中国居民收入分配格局的演变与原因
——基于马克思主义政治经济学的考察
2021-04-14李军林许艺煊
李军林 许艺煊
一、引 言
改革开放四十余年来,我们必须肯定中国从一个贫穷、不发达的国家变成了世界领先的新兴经济体的巨大成就:社会生产力得到了极大解放,我国目前已成为世界第二大经济体、制造业第一大国、货物贸易第一大国、商品消费第二大国和外资流入第二大国;社会财富迅速增长,城乡居民收入水平呈现出大幅度增长态势;人民生活逐步得到改善,从满足于吃饱穿暖转变为更加注重个性和享受的多层次消费,居民消费结构也从温饱型向小康型转变,全面建成小康社会的奋斗目标正一步步变为现实①引自2018 年12 月18 日习近平总书记在庆祝改革开放40 周年大会上的重要讲话。。2020年10 月29 日,党的第十九届中央委员会第五次全体会议(以下简称“全会”)在高度评价决胜全面建成小康社会取得的决定性成就的同时,明确指出了我国城乡区域发展和收入分配差距较大的问题。“全会”还将“人均国内生产总值达到中等发达国家水平,中等收入群体显著扩大,基本公共服务实现均等化,城乡区域发展差距和居民生活水平差距显著缩小”以及“分配结构明显改善”分别纳入2035 年基本实现社会主义现代化的远景目标和“十四五”时期经济社会发展的主要目标中①引自《中国共产党第十九届中央委员会第五次全体会议公报》,资料来源:http://www.gov.cn/xinwen/2020-10/29/content_5555877.htm。。为更好地实现此目标,我们需要聚焦和分析改革开放以来我国居民收入分配格局的演变及原因,尝试从学理上回答以下核心问题:不同收入群体从中国经济的巨大增长中获益的程度究竟如何?其差距多大?居民收入差距拉大现象背后的本质是什么?什么又是我国居民收入差距拉大的根源?这不但关系到中国目前及未来的发展道路,而且关系到社会发展的可持续性。

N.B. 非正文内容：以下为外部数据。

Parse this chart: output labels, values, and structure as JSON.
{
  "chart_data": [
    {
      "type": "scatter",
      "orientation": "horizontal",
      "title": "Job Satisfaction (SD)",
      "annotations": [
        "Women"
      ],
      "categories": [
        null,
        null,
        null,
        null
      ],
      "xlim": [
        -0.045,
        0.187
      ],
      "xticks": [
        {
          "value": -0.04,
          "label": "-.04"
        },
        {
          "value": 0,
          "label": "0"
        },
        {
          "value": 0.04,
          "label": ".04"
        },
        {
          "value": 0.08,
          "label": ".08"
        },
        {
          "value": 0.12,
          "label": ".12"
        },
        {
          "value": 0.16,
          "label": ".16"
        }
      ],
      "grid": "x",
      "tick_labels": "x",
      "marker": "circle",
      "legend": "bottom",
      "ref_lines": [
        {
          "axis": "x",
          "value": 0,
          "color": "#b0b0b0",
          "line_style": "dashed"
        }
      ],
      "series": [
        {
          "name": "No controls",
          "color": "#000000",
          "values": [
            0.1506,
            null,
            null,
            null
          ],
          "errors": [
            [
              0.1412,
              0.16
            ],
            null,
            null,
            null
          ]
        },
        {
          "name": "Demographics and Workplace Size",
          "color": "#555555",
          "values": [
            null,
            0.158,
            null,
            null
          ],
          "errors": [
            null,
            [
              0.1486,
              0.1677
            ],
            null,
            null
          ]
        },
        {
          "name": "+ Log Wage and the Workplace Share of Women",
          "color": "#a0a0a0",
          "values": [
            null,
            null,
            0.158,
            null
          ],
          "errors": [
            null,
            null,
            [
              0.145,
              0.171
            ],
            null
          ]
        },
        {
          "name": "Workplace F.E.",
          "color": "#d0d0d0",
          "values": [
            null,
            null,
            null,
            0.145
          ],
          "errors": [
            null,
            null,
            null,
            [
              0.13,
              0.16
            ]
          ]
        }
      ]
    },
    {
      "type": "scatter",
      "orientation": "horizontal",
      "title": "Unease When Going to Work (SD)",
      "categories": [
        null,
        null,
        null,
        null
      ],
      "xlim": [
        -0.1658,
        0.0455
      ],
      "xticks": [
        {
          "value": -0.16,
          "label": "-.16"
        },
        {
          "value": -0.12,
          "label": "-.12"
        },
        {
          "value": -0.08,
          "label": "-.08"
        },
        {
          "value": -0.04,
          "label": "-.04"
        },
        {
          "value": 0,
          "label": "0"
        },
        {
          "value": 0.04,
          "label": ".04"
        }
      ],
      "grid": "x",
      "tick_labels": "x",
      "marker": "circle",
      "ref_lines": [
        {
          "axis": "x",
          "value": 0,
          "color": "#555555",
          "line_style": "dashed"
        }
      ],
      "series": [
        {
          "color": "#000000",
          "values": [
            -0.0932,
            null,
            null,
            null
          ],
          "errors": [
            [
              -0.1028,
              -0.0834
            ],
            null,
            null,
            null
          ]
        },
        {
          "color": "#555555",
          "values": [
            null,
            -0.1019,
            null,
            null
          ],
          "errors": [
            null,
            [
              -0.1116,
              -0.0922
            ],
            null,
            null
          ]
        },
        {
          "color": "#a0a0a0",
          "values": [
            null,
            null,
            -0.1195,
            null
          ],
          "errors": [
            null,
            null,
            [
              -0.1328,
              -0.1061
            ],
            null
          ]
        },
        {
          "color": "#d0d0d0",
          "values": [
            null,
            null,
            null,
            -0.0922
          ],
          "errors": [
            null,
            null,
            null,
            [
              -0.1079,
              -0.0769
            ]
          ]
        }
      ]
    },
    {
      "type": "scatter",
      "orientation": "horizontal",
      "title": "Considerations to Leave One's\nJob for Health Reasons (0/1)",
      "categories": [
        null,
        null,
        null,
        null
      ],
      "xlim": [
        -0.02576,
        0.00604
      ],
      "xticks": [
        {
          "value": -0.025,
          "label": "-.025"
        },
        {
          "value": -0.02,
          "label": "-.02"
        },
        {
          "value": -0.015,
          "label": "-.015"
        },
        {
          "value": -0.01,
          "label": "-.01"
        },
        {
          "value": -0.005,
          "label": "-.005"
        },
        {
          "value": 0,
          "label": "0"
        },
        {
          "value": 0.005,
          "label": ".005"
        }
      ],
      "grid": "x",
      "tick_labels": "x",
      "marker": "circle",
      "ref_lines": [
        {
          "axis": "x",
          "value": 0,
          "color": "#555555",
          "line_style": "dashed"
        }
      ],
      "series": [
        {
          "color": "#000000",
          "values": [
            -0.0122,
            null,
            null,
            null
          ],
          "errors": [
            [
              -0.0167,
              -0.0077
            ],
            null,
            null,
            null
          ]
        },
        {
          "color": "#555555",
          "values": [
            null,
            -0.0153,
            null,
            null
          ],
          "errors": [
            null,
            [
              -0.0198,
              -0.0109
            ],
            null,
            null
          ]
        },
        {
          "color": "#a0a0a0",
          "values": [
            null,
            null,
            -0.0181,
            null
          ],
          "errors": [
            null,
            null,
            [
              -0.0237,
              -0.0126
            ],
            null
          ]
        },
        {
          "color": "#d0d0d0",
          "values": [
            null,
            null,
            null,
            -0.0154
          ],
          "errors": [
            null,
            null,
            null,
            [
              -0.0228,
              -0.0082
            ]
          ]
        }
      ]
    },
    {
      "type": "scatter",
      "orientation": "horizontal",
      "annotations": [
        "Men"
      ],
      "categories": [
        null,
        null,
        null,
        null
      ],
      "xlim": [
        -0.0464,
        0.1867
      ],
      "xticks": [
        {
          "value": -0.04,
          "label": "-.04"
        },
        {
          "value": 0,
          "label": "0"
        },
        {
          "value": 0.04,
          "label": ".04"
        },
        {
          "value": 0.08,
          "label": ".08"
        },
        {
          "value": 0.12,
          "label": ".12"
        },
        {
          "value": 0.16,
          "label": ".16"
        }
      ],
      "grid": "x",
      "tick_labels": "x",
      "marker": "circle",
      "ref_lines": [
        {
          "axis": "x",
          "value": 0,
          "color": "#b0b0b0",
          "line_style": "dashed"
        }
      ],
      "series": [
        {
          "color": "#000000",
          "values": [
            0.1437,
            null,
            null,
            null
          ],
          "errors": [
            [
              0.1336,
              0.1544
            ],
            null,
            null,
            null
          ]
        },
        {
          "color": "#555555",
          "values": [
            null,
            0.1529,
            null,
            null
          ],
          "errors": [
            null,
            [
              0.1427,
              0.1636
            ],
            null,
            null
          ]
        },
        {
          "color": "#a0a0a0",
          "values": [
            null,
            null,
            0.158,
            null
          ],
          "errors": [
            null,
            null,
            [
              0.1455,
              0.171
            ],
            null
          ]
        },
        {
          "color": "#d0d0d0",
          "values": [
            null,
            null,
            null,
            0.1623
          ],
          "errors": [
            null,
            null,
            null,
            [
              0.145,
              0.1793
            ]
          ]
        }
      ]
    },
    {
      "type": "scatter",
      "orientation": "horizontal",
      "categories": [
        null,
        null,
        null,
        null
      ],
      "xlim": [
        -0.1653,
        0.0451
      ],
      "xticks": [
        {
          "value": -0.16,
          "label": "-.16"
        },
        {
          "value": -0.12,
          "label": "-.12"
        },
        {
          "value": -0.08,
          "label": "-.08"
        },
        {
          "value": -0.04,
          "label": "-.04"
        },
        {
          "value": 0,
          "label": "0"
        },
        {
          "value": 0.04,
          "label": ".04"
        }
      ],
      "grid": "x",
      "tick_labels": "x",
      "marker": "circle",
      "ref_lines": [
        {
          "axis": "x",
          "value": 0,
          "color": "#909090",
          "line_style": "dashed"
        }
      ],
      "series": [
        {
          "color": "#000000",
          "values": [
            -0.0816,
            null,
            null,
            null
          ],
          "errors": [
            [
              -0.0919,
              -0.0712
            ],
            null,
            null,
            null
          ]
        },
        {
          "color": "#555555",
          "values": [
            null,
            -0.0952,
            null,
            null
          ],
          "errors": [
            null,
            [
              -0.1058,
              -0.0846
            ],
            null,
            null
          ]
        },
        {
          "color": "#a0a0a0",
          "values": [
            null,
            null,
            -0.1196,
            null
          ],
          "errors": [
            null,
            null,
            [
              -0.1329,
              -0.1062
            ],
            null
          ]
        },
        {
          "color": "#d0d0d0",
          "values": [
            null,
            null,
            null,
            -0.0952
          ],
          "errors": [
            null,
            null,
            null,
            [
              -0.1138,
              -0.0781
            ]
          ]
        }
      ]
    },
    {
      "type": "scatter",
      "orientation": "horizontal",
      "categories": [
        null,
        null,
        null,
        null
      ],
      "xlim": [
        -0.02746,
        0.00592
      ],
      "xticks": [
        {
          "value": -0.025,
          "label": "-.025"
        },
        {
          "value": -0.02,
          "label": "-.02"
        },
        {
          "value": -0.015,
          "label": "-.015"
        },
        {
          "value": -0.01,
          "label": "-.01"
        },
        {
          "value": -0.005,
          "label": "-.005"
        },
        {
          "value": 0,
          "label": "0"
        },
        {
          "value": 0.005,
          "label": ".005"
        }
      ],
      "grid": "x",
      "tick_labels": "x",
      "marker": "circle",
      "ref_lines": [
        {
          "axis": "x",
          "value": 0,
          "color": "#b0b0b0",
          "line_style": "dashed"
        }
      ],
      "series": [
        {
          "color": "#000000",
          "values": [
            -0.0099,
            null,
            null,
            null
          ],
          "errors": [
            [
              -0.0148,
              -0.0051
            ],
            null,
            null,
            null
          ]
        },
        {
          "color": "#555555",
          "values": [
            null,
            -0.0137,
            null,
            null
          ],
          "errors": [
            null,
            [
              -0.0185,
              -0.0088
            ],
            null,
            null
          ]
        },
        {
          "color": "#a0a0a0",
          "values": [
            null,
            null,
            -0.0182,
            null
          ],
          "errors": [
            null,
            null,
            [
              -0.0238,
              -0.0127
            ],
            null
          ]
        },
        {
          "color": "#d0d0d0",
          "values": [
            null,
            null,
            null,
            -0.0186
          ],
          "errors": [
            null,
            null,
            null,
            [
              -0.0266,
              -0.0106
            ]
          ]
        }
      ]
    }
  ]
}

一直以来,有关居民收入分配格局的研究与居民收入差距联系紧密。居民收入分配格局的三个主要研究角度,具体是以基尼系数表示的居民收入差别轨迹、人口/收入比重和收入/人口比重(陈宗胜和高玉伟,2015),这恰好也是度量和分析居民收入差距的重要手段,如基尼系数和分位数比值等。这表明对居民收入分配格局的分析绕不开收入差距和收入不平等。收入差距和贫富差距拉大、收入不平等以及财富不平等的原因,一直是政治经济学最受瞩目和最具争议性的研究话题之一。完成于19 世纪初的古典政治经济学首先尝试对此作出回答。托马斯·马尔萨斯在其1798 年出版的《人口原理》一书中指出人口过剩是影响财富分配的首要因素,由此反对给穷人福利资助,强调控制贫困人口增长速度对社会分配的重要性。不过,这一观点后来被现实证实是错误的。受到马尔萨斯的影响,大卫·李嘉图在其经典著作《政治经济学及赋税原理》中进一步拓展分析,强调稳步增收土地租金的重要性。随着人口和产量的稳步增加,土地的稀缺性越发凸显。这使得土地价格不断提高,地主获得的土地租金也随之增加。那么地主的收入占国民收入的比重就会越来越大,这意味着其他人的收入分配比重相应减少。然而,李嘉图忽视了技术与产业升级的影响,随着第一产业占比的下降,农田的价值也自然下降了。之后,马克思主义政治经济学批判性继承和发展了古典政治经济学。基于当时工业资本主义高速发展和无产阶级悲惨生活的现实背景,马克思对资本主义积累过程进行分析,科学地预见了资本主义积累的历史趋势,即随着资本积累的增长,社会财富日益集中到资产阶级手中,并且随着资本有机构成的不断提高,无产阶级不断趋于贫困化,因此资本主义制度必然走向灭亡。由于马克思的预测还没有实现,所以其分析后来并没有得到广泛重视,甚至被部分人认为“已经过时”。而后,西蒙·库兹涅茨发表了著名的论文《高收入阶层在收入和储蓄中占有的份额》②Kuznets S.,Jenks E. Shares of Upper Income Groups in Income and Savings[J]. Economic Review,1953,4(2):323-25.,引发学术界的广泛热议,更多的学者开始转向分析“库兹涅茨事实”和检验“库兹涅茨曲线”。库兹涅茨观察到1913—1948 年美国收入不平等随着经济增长出现了下降的趋势。具体而言,前10%收入最高人群的总收入占国民收入的比重从45%~50%下降至30%~35%,由此提出了收入不平等随着人均国民生产总值的增加呈现出先增后降的假说。这一假说表明收入分配问题或许并不那么重要,伴随着经济增长,该问题会自动得到解决。遗憾的是,现有研究对该假说的检验结论并不一致(Acemoglu 和Robinson,2002),支持和反对的证据兼而有之。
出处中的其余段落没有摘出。